Les membres du G7 doivent promouvoir des politiques en 2019 visant à réorienter les financements publics et privés des énergies fossiles pour aligner les investissements avec un développement résilient et bas carbone.

Le G7 doit rendre compte des progrès réalisés dans la mise en œuvre des engagements relatifs à l’accès à une couverture d’assurance contre les risques liés aux changements climatiques.

Le G7 devrait promouvoir des sources de financement nouvelles et additionnelles pour les pertes et dommages dans le cadre du Mécanisme international de Varsovie sur les pertes et dommages de la CCNUCC afin d’accroître l’aide aux communautés vulnérables.

Le G7 doit s’engager à subordonner la mise en œuvre des accords commerciaux bilatéraux au respect des obligations de l’Accord de Paris.

 

Précédemment, les pays du G7 se sont réunis dans le cadre de la réunion ministérielle éducation et développement, les 4 et 5 juillet. Si les organisations de la société civile saluent la priorité donnée à la région du Sahel et l’objectif d’y lutter contre les inégalités et la pauvreté, elles déplorent le manque d’engagement financiers concrets, aucun montant n’ayant été annoncé, notamment en terme d’aide publique au développement (APD). Les pays du G7 doivent mettre au cœur de leur partenariat avec le G5 Sahel la lutte contre les inégalités, avec des engagements politiques et financiers forts. La situation inquiétante au Sahel exige que des mesures soient prises et mises en œuvre rapidement, notamment un accroissement de l’aide publique au développement dans ces zones particulièrement touchées par les inégalités et la pauvreté.
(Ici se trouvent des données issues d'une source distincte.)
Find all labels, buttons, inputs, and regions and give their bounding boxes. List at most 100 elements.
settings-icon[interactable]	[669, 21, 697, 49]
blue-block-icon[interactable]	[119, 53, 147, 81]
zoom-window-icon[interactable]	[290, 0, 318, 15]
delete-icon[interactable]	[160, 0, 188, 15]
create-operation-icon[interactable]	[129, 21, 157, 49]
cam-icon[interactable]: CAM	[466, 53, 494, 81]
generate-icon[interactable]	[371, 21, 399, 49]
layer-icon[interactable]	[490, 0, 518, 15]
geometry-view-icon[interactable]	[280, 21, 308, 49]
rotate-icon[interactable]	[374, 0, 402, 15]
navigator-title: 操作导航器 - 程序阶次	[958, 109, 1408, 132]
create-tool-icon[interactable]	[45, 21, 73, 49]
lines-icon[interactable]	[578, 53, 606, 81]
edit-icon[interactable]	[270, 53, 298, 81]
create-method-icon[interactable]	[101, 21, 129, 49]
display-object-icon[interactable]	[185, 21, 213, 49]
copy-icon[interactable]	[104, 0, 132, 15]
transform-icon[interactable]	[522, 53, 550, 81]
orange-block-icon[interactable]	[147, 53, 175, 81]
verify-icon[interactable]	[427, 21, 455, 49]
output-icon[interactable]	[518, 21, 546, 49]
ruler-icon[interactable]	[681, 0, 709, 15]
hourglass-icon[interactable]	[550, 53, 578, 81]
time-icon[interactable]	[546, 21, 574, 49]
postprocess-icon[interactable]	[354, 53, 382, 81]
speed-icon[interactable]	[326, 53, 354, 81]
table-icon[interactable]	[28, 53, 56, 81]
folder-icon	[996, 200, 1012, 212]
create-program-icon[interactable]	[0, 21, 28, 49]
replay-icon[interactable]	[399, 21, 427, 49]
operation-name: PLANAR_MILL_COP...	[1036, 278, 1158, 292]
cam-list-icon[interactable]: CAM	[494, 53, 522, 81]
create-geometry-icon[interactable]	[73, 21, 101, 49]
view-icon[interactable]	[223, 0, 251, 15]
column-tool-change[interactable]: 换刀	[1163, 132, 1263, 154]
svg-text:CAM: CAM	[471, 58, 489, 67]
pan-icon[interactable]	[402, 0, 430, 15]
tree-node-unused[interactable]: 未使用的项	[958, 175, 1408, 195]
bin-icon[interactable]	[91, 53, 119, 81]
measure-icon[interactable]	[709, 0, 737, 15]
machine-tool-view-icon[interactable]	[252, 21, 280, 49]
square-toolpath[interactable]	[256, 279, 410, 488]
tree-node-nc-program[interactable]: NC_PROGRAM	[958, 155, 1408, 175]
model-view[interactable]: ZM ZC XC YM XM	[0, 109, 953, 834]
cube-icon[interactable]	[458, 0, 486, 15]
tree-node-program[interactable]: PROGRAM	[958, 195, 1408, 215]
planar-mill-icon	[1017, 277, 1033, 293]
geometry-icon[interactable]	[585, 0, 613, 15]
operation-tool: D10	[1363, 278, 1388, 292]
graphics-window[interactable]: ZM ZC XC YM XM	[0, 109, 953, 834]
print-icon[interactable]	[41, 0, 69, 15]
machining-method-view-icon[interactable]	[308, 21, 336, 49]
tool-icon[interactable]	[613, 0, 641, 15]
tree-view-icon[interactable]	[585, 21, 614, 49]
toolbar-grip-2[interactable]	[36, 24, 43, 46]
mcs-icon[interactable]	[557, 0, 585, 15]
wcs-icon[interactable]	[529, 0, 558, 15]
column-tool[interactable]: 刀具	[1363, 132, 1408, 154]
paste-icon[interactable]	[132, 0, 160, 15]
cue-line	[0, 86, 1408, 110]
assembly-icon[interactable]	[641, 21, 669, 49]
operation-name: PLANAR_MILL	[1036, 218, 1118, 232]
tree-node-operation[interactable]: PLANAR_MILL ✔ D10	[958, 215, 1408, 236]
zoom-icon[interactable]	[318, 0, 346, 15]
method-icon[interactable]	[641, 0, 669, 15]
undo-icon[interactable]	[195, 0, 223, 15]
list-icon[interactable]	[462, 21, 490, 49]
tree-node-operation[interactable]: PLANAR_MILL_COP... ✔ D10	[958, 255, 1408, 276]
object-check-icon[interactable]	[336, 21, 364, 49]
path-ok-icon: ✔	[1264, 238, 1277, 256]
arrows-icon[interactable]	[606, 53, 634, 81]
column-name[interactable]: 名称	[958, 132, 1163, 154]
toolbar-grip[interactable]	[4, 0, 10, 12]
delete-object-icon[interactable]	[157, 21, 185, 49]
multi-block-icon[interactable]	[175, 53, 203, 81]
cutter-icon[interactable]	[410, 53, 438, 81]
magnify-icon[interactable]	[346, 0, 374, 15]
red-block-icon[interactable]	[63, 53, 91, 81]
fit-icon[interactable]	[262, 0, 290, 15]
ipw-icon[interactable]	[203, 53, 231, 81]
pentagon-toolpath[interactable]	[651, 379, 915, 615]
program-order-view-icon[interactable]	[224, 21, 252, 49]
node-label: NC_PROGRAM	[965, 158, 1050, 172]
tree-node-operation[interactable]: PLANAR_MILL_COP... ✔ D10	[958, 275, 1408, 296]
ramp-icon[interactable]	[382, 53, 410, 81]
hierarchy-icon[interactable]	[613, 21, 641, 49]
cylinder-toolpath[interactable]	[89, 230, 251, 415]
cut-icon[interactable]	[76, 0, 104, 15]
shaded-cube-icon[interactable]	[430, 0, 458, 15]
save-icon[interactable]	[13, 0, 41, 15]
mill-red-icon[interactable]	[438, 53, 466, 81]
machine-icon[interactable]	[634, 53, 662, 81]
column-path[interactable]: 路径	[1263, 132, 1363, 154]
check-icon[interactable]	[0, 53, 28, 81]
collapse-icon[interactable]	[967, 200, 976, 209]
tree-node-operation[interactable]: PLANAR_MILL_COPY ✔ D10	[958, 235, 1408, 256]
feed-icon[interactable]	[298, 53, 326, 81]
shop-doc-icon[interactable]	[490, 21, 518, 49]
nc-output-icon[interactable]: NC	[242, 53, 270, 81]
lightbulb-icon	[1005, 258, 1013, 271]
Les organisations de la société civile appellent donc les pays du G7 à s’engager à :

  • augmenter sensiblement leur APD afin d’atteindre les 0,7 % du RNB pour garantir à toutes et tous un accès aux services essentiels de base (éducation et santé) ;
  • à orienter cette aide vers les pays les plus pauvres, sous forme de don et vers les secteurs qui contribuent le plus à la réduction des inégalités, tels que la santé, l’éducation, les systèmes d’eau et d’assainissement, la protection sociale, l’agriculture paysanne, l’agroécologie et l’égalité femmes-hommes.

 

 

[1] Le groupe d’engagement du Civil 7 – C7, en France, est placée sous la responsabilité de Coordination SUD, coordination nationale des ONG françaises de solidarité internationale, en collaboration avec plusieurs de ses organisations membres.